Seinen "Karawanken-Bären"-Sager verteidigt Seifried: "Das ist ein durchaus sympathisches Wesen. Es lag mir wirklich fern, jemanden herunterzumachen." Zur Kritik an seiner Wortwahl merkt Seifried an: "Der 'Karawankenbär' hat mich mit Sicherheit nicht aufgefressen, er hat mich vielleicht ein bisserl angeknabbert."

Auf die Frage, warum er seine Vorschläge nicht in den Parteigremien vorbringe, antwortet Seifried: "Ich war in diesen Parteigremien, habe meine Anliegen dort vorgebracht und bin weitgehend auf Unverständnis gestoßen. Und wenn man zu nahe an diesen Charakteren dran ist, besteht die Gefahr, dass man wird wie sie. Dass man mitwirkt an einem Versteinerungsprozess, den man stoppen möchte." In der SPÖ würden sich jetzt wieder die alten Kräfte "aneinanderkuscheln".

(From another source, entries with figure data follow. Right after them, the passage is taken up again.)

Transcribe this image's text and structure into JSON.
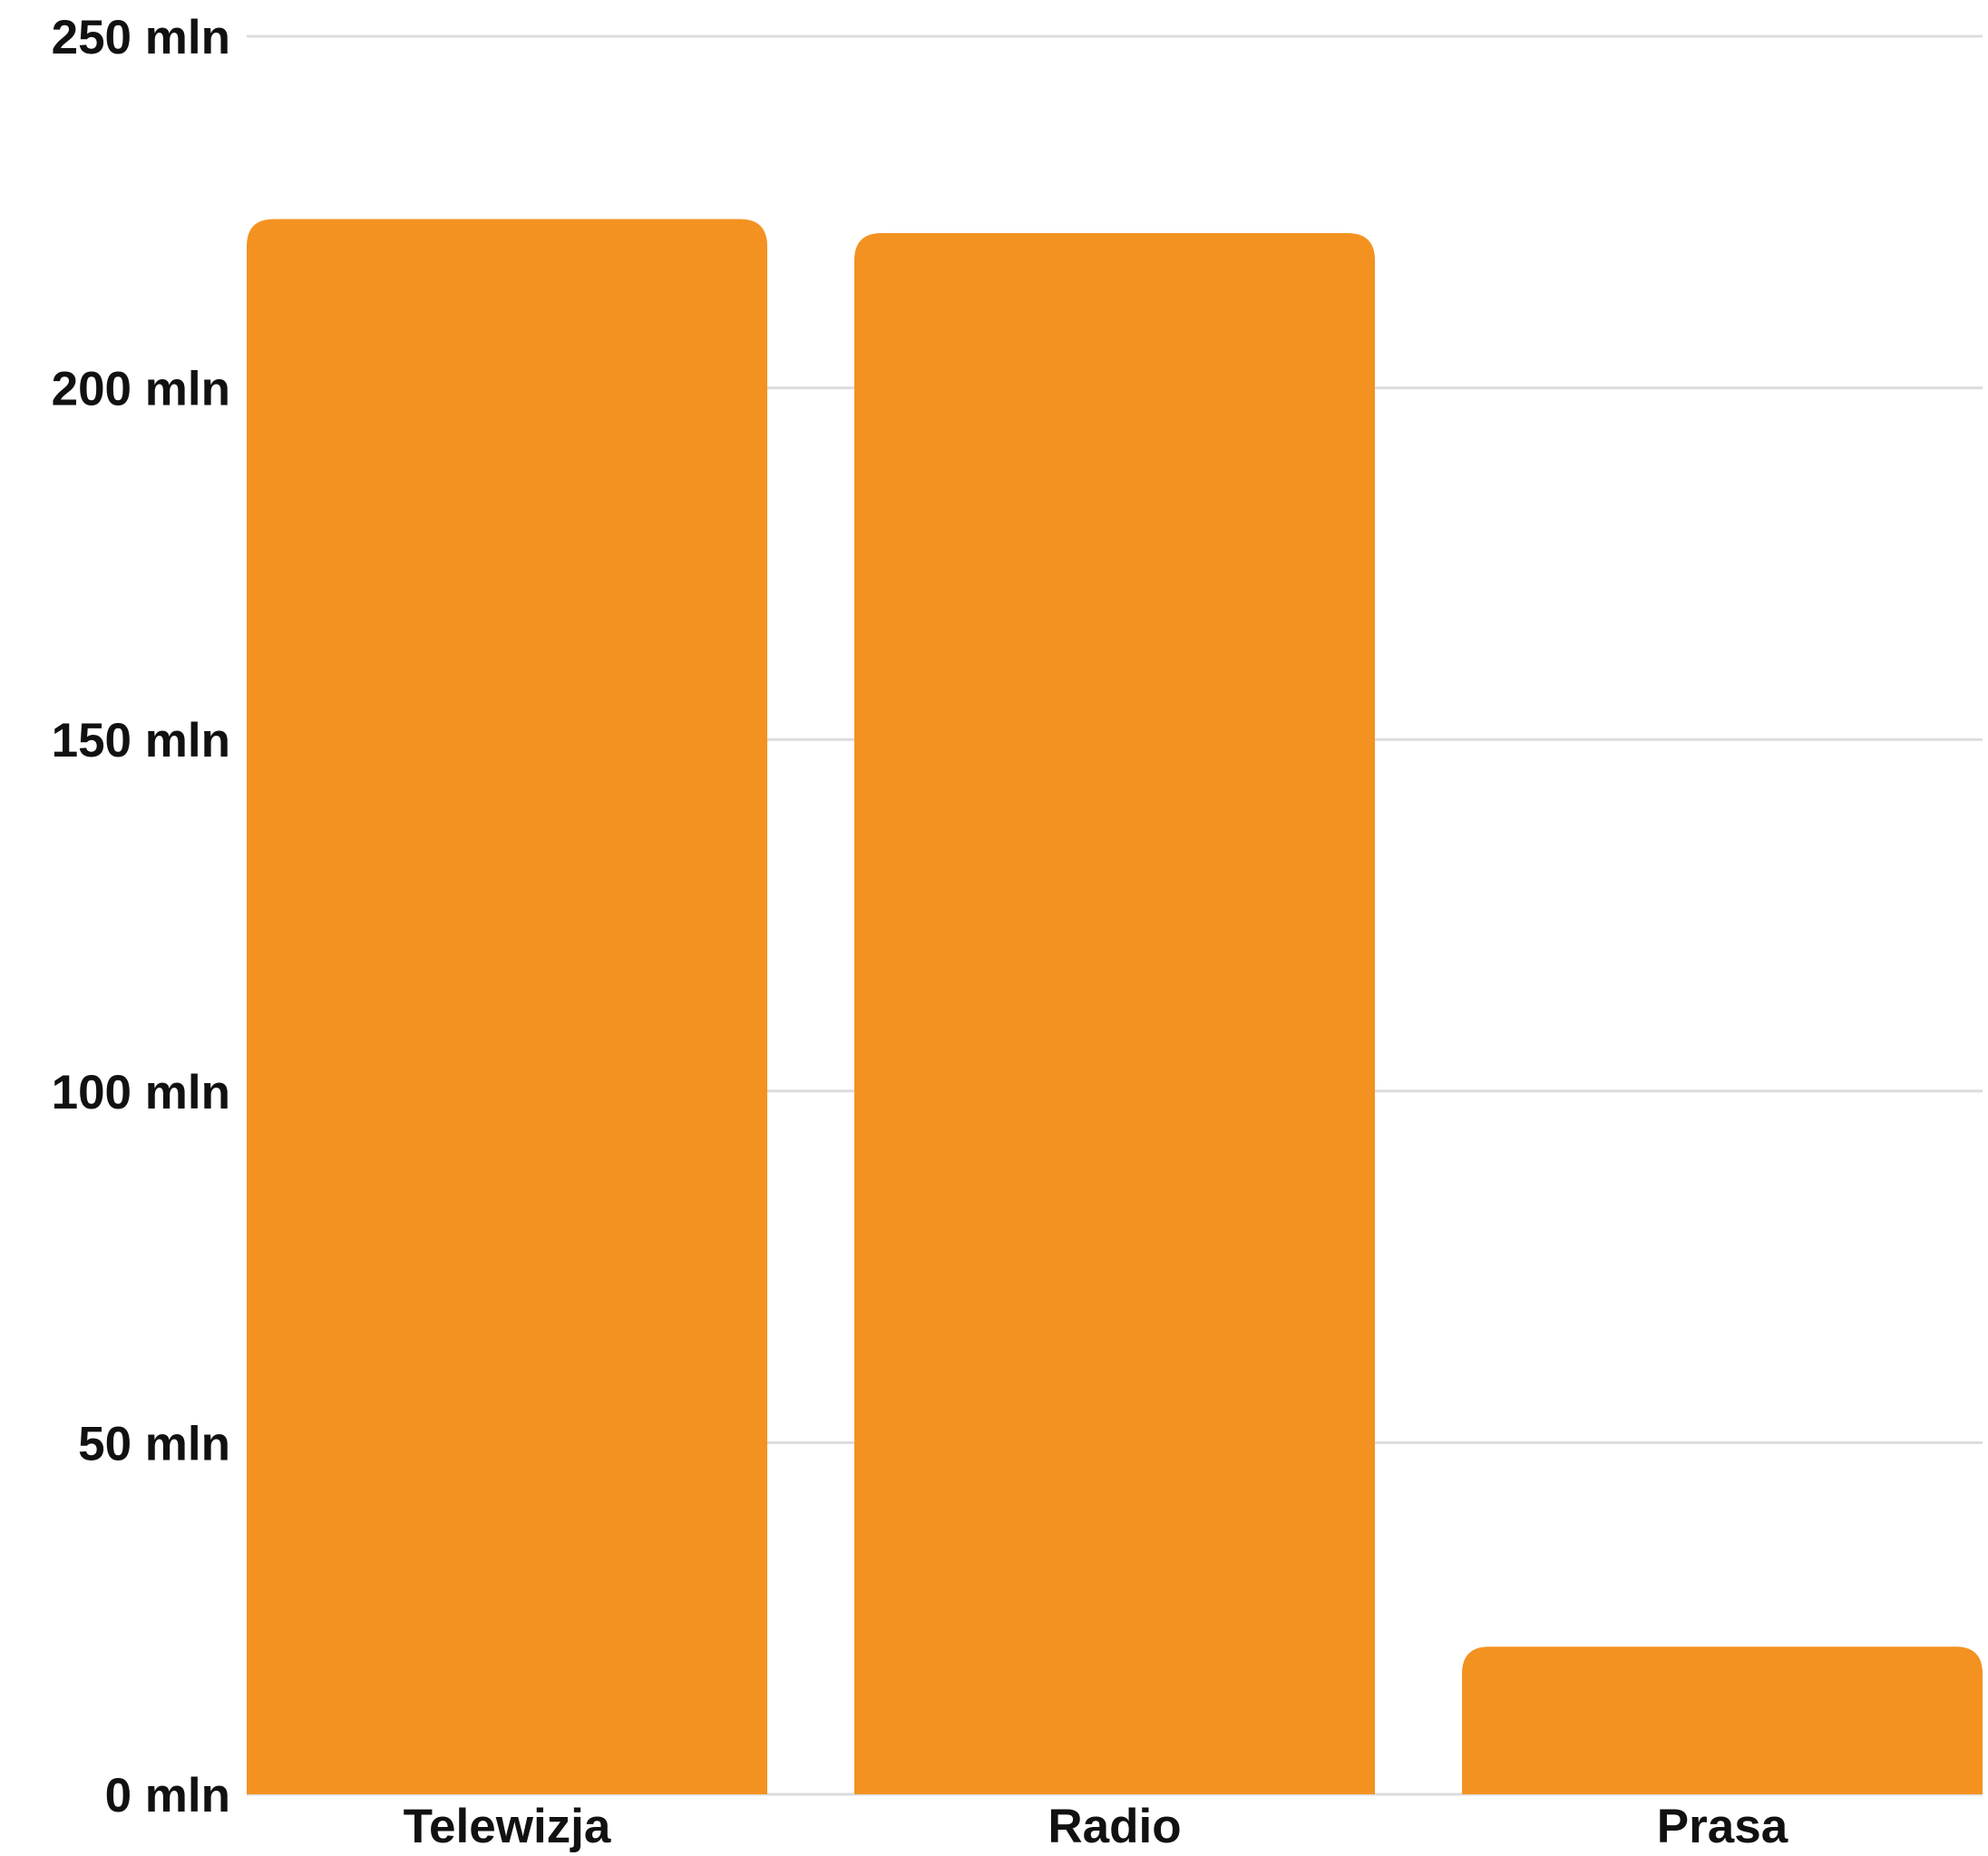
{
  "chart_data": {
    "type": "bar",
    "categories": [
      "Telewizja",
      "Radio",
      "Prasa"
    ],
    "values": [
      224,
      222,
      21
    ],
    "y_ticks": [
      {
        "value": 0,
        "label": "0 mln"
      },
      {
        "value": 50,
        "label": "50 mln"
      },
      {
        "value": 100,
        "label": "100 mln"
      },
      {
        "value": 150,
        "label": "150 mln"
      },
      {
        "value": 200,
        "label": "200 mln"
      },
      {
        "value": 250,
        "label": "250 mln"
      }
    ],
    "ylim": [
      0,
      250
    ],
    "grid": true,
    "bar_color": "#F39221",
    "title": "",
    "xlabel": "",
    "ylabel": ""
  }
}
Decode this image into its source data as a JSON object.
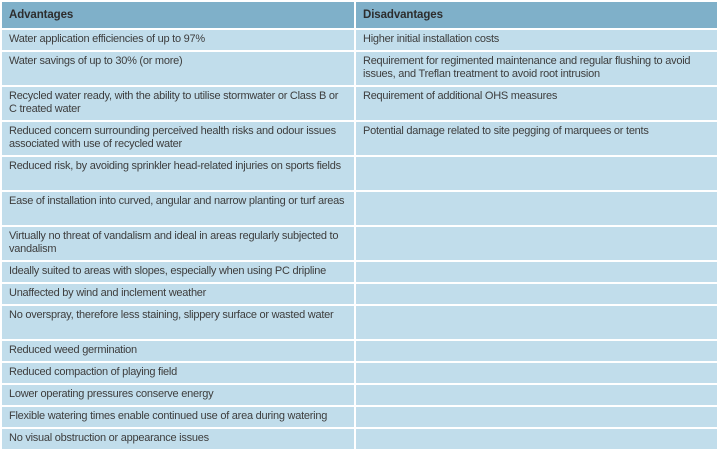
{
  "colors": {
    "header_bg": "#7fb0c9",
    "row_bg": "#c1ddeb",
    "gap": "#ffffff",
    "header_text": "#2d2d2d",
    "body_text": "#3d3d3d"
  },
  "table": {
    "headers": [
      "Advantages",
      "Disadvantages"
    ],
    "rows": [
      {
        "advantage": "Water application efficiencies of up to 97%",
        "disadvantage": "Higher initial installation costs",
        "lines": 1
      },
      {
        "advantage": "Water savings of up to 30% (or more)",
        "disadvantage": "Requirement for regimented maintenance and regular flushing to avoid issues, and Treflan treatment to avoid root intrusion",
        "lines": 2
      },
      {
        "advantage": "Recycled water ready, with the ability to utilise stormwater or Class B or C treated water",
        "disadvantage": "Requirement of additional OHS measures",
        "lines": 2
      },
      {
        "advantage": "Reduced concern surrounding perceived health risks and odour issues associated with use of recycled water",
        "disadvantage": "Potential damage related to site pegging of marquees or tents",
        "lines": 2
      },
      {
        "advantage": "Reduced risk, by avoiding sprinkler head-related injuries on sports fields",
        "disadvantage": "",
        "lines": 2
      },
      {
        "advantage": "Ease of installation into curved, angular and narrow planting or turf areas",
        "disadvantage": "",
        "lines": 2
      },
      {
        "advantage": "Virtually no threat of vandalism and ideal in areas regularly subjected to vandalism",
        "disadvantage": "",
        "lines": 2
      },
      {
        "advantage": "Ideally suited to areas with slopes, especially when using PC dripline",
        "disadvantage": "",
        "lines": 1
      },
      {
        "advantage": "Unaffected by wind and inclement weather",
        "disadvantage": "",
        "lines": 1
      },
      {
        "advantage": "No overspray, therefore less staining, slippery surface or wasted water",
        "disadvantage": "",
        "lines": 2
      },
      {
        "advantage": "Reduced weed germination",
        "disadvantage": "",
        "lines": 1
      },
      {
        "advantage": "Reduced compaction of playing field",
        "disadvantage": "",
        "lines": 1
      },
      {
        "advantage": "Lower operating pressures conserve energy",
        "disadvantage": "",
        "lines": 1
      },
      {
        "advantage": "Flexible watering times enable continued use of area during watering",
        "disadvantage": "",
        "lines": 1
      },
      {
        "advantage": "No visual obstruction or appearance issues",
        "disadvantage": "",
        "lines": 1
      }
    ]
  }
}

Über Jörg Haider meint Seifried: "Man soll Haider nicht jeden Tag verteufeln, sondern den Fehdehandschuh aufnehmen." Man sollte ihn "mit seinen eigenen Waffen schlagen". Seifried: "Da gehört natürlich auch eine Prise Populismus dazu - aber man darf dabei sein Grundsätze nicht verraten."

Ob er selbst einmal Kärntner Landeshauptmann werden möchte? Seifried: "Das kommt auf einen zu, das muss man abwarten können."